Over the centuries, God sent messages to remind His people of His promises. Scriptures like:

“For since the world began, no ear has heard and no eye has seen a God like you, who works for those who wait for him!”
—Isaiah 64:4 NLT

“And it shall be said in that day, Lo, this is our God; we have waited for him, and he will save us: this is the LORD; we have waited for him, we will be glad and rejoice in his salvation.”
—Isaiah 25:9 KJV

He sent these messages to remind His people of His promise of a Messiah—a Savior He would send.

Can you imagine waiting for a promise to be fulfilled for your entire lifetime?
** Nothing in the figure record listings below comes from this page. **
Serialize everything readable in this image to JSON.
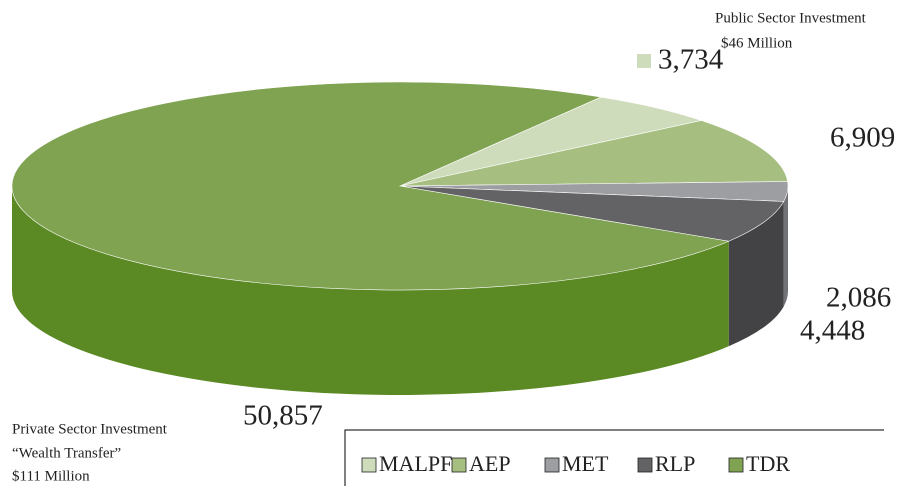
{
  "chart_data": {
    "type": "pie",
    "categories": [
      "MALPF",
      "AEP",
      "MET",
      "RLP",
      "TDR"
    ],
    "values": [
      3734,
      6909,
      2086,
      4448,
      50857
    ],
    "value_labels": [
      "3,734",
      "6,909",
      "2,086",
      "4,448",
      "50,857"
    ],
    "colors": [
      "#cfdcbc",
      "#a6bf80",
      "#9c9ea2",
      "#636366",
      "#80a352"
    ],
    "side_colors": [
      "#b2c39c",
      "#88a262",
      "#707275",
      "#434345",
      "#5b8a24"
    ],
    "annotations": [
      "Public Sector Investment",
      "$46 Million",
      "Private Sector Investment",
      "“Wealth Transfer”",
      "$111 Million"
    ],
    "legend": "bottom-right"
  }
}
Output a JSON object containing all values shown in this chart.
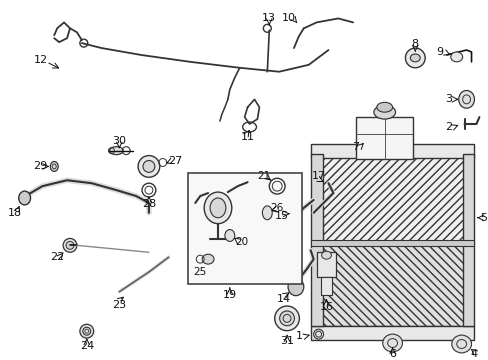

Or for generations?
That is what God’s people did. It’s incredible faith and trust in His Word, even when they didn’t see it with their earthly eyes. Their faith and trust are described in the book of Hebrews:

“These were all commended for their faith, yet none of them received what had been promised.”
—Hebrews 11:39 NIV

Could it be that this Christmas season we shift our hearts and habits, deny some of the busyness, and spend time waiting and reflecting on God’s faithfulness to His promises?

He was faithful to His thousands-year-old promise to send the Messiah, and He is faithful to what He has said He will do in our lives.

Take time this Christmas season to simply wait on God. Put on some worship music, read the story of the incredible faith of the people in the original Christmas story, and take time to thank God for His incredible faithfulness to us humans. He loves us so much, and He doesn’t just say it—He showed it by sending His Son, Jesus the Christ, the Messiah.